Over the past year, he has prepared no fewer than 400 birds – a direct result of the Covid lockdown. “We can no longer eat out or go to the theatre, leaving me with more time to spend on this stuff. In April, for example (when we were working from home), I would drive along the A15 toward Nijmegen and back, picking up dead owls along the hard shoulder. And after dinner I would often spend a spare hour preparing skins – three or four times a week, and occasionally I’d do ten birds in one weekend. There’s a kind of mindfulness to it too.”

Using his hands and a scalpel, Kompanje separates the herring gull’s skin from its muscles and organs, which he will soon be replacing with wire and kapok: a kind of stuffing. He then measures the bird’s wings, beak, tail and legs. He also records crucial information like where and when the animal was found, as well as the contents of its stomach. You can find the most unusual items in there – from fish to junk food, dumplings to Christmas decorations. “This time round it’s some grass and sand.”

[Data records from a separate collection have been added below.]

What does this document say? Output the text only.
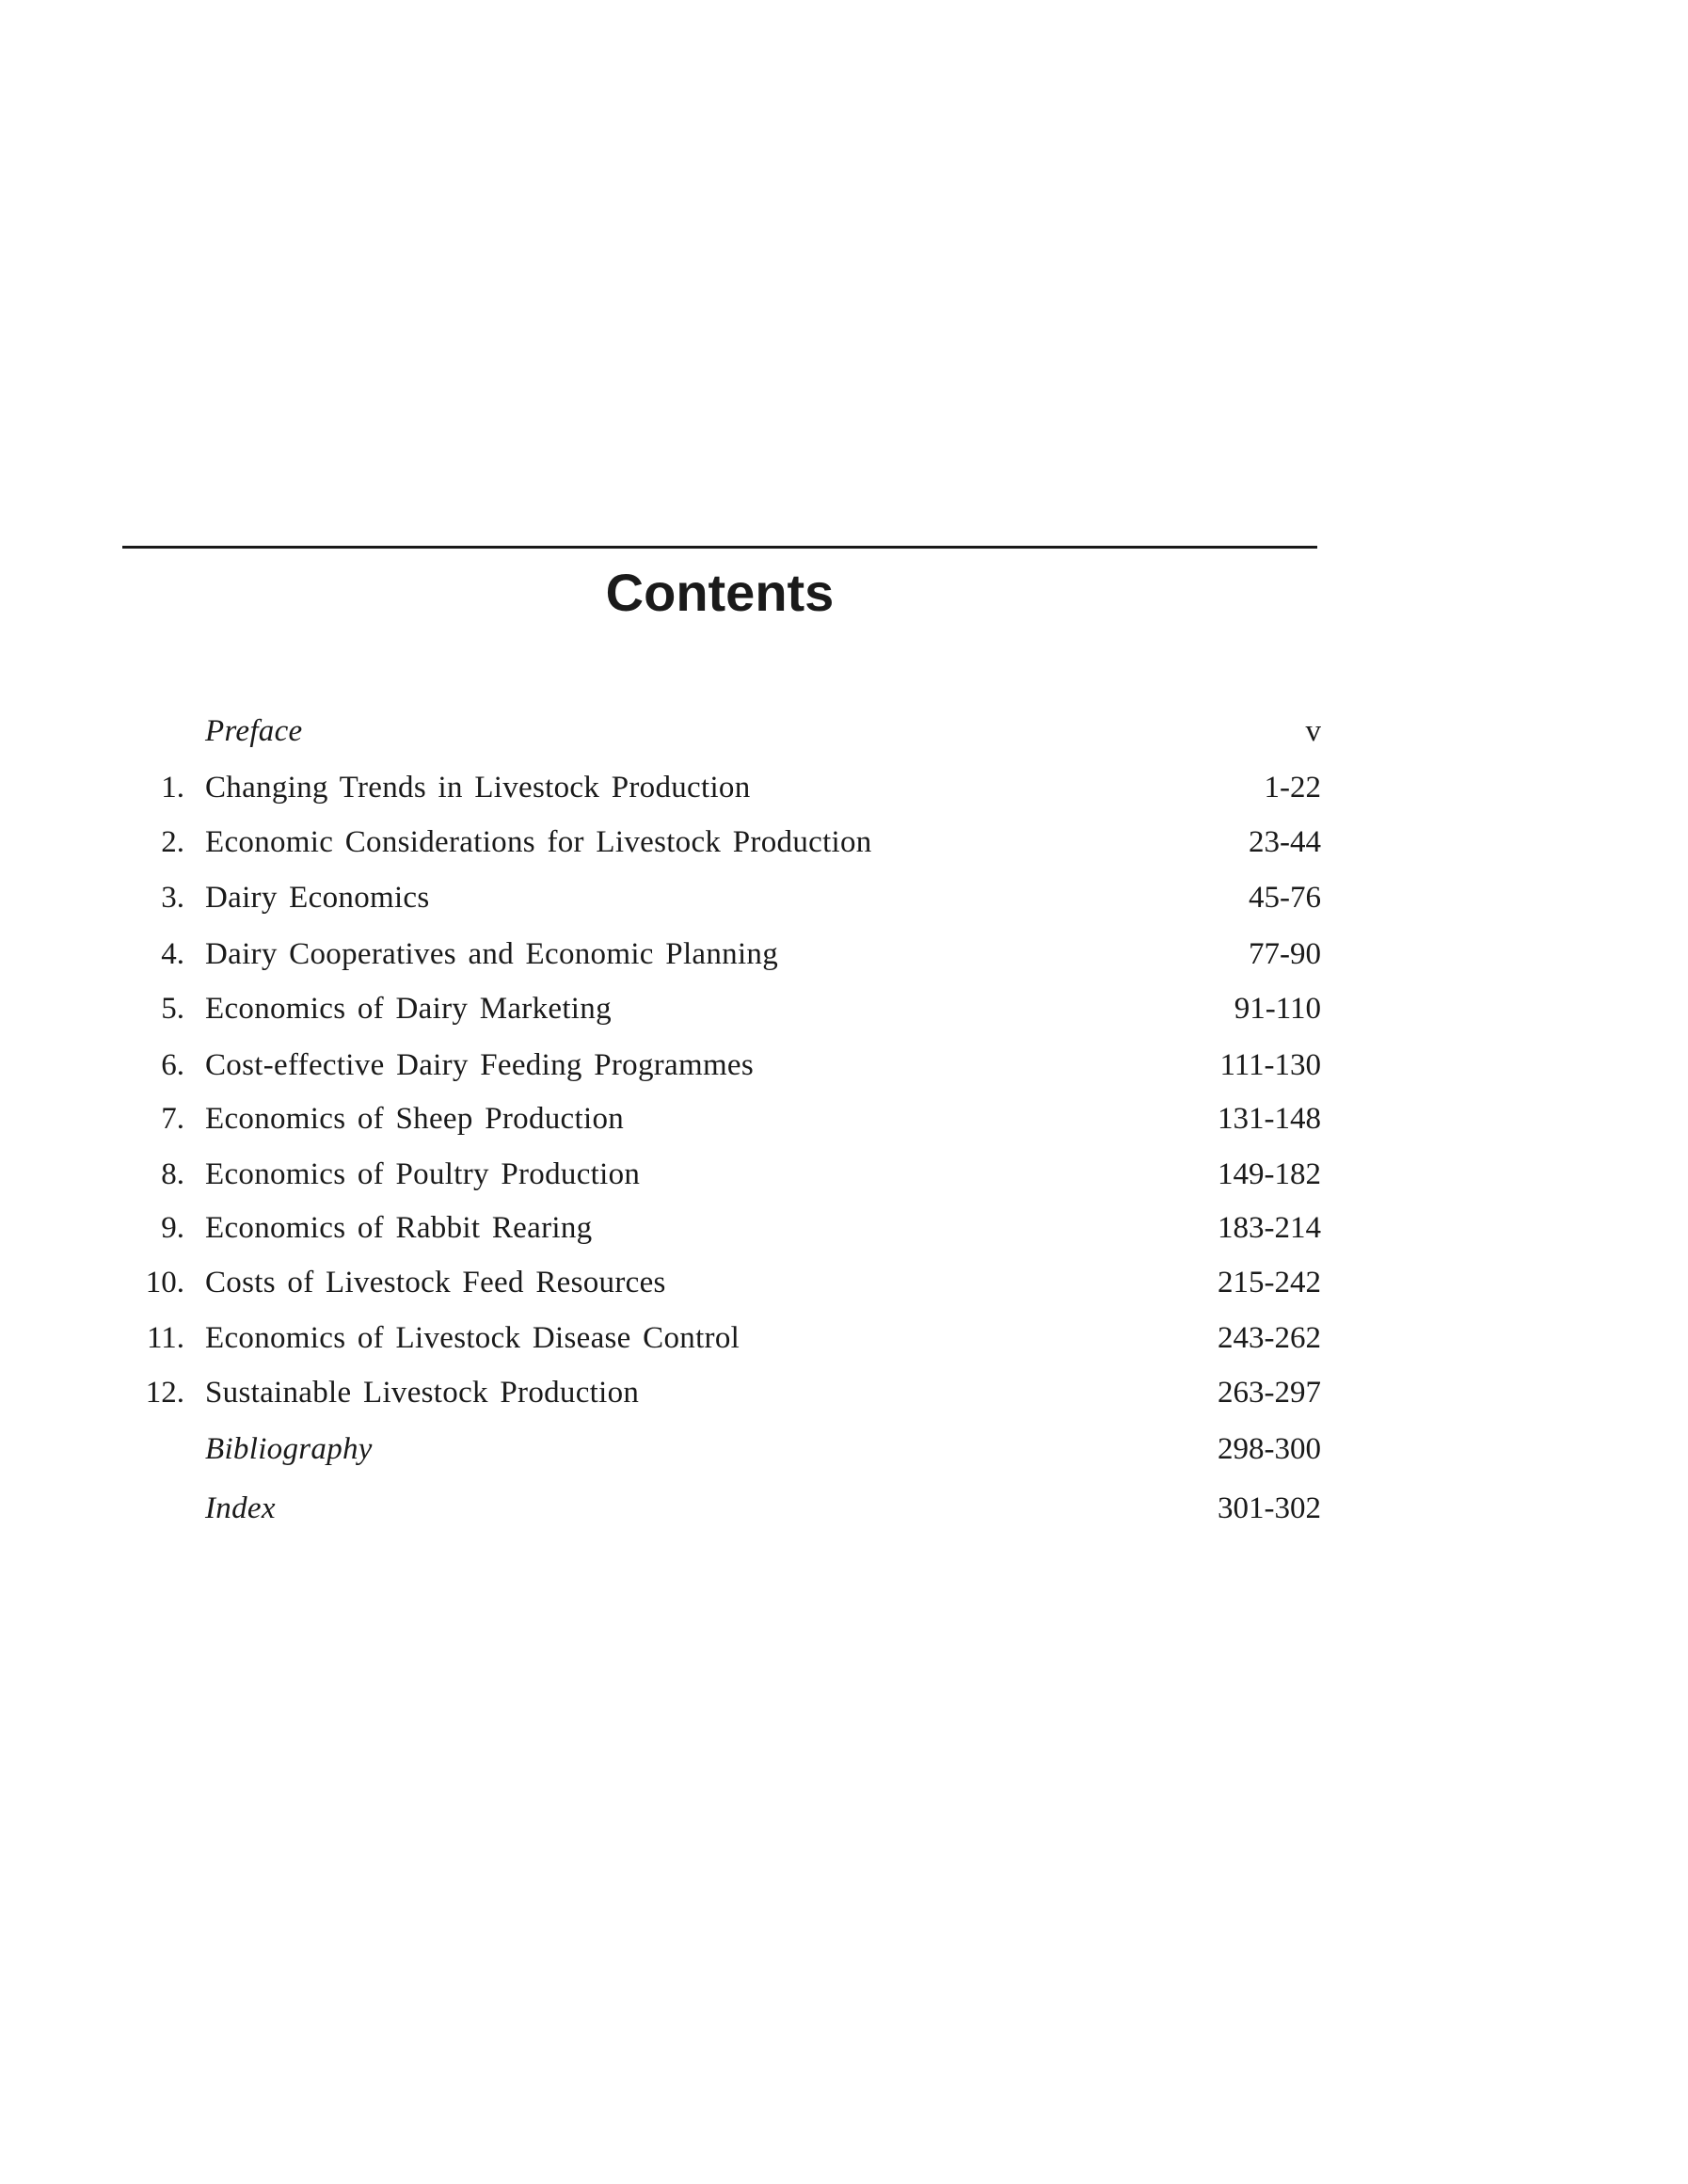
Contents
Preface	v
1. Changing Trends in Livestock Production	1-22
2. Economic Considerations for Livestock Production	23-44
3. Dairy Economics	45-76
4. Dairy Cooperatives and Economic Planning	77-90
5. Economics of Dairy Marketing	91-110
6. Cost-effective Dairy Feeding Programmes	111-130
7. Economics of Sheep Production	131-148
8. Economics of Poultry Production	149-182
9. Economics of Rabbit Rearing	183-214
10. Costs of Livestock Feed Resources	215-242
11. Economics of Livestock Disease Control	243-262
12. Sustainable Livestock Production	263-297
Bibliography	298-300
Index	301-302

The kapok, which Kompanje will be using to stuff the gull’s prepared skin, can be seen bottom left. Image credit: Ronald van den Heerik

Fish stall in Amsterdam

This particular gull has actually been ringed, which yields a wealth of interesting information. “Birdwatchers enter photos of the animal in a database, allowing us to see which area it lived in. Between May 2017 and the present, our bird was reported on a total of 90 occasions – a number of times with its regular mate. And the database also tells us she was born on the island of Texel, nested there every year and spent the winter in Alkmaar. Gulls are real ‘chancers’, and they often specialise in something to get by. For example, some gulls that live on Texel fly over to Amsterdam for the day – to one specific fish stall even – to snatch some fish there. After that, they fly all the way back. Then there are gulls that specialise in opening bin bags, for example, with other birds watching to see how they do this, and grab a few morsels for themselves.”

With details like this, an animal becomes more than just a specimen – it gains a character of its own; a story. Kompanje is particularly proud when one of these ringed birds turns out to be particularly old, with an interesting history. “I can really daydream about finds like that. If it has flown very long distances, I’ll be thinking to myself, ‘What an adventurer! I wonder what kind of experiences it has had on its travels?’ His respect for animals is clearly reflected in how he talks about them. “I occasionally miss that in our society: the carelessness with which we eat them, for example – and the scale on which we do this. Animals aren’t interchangeable.”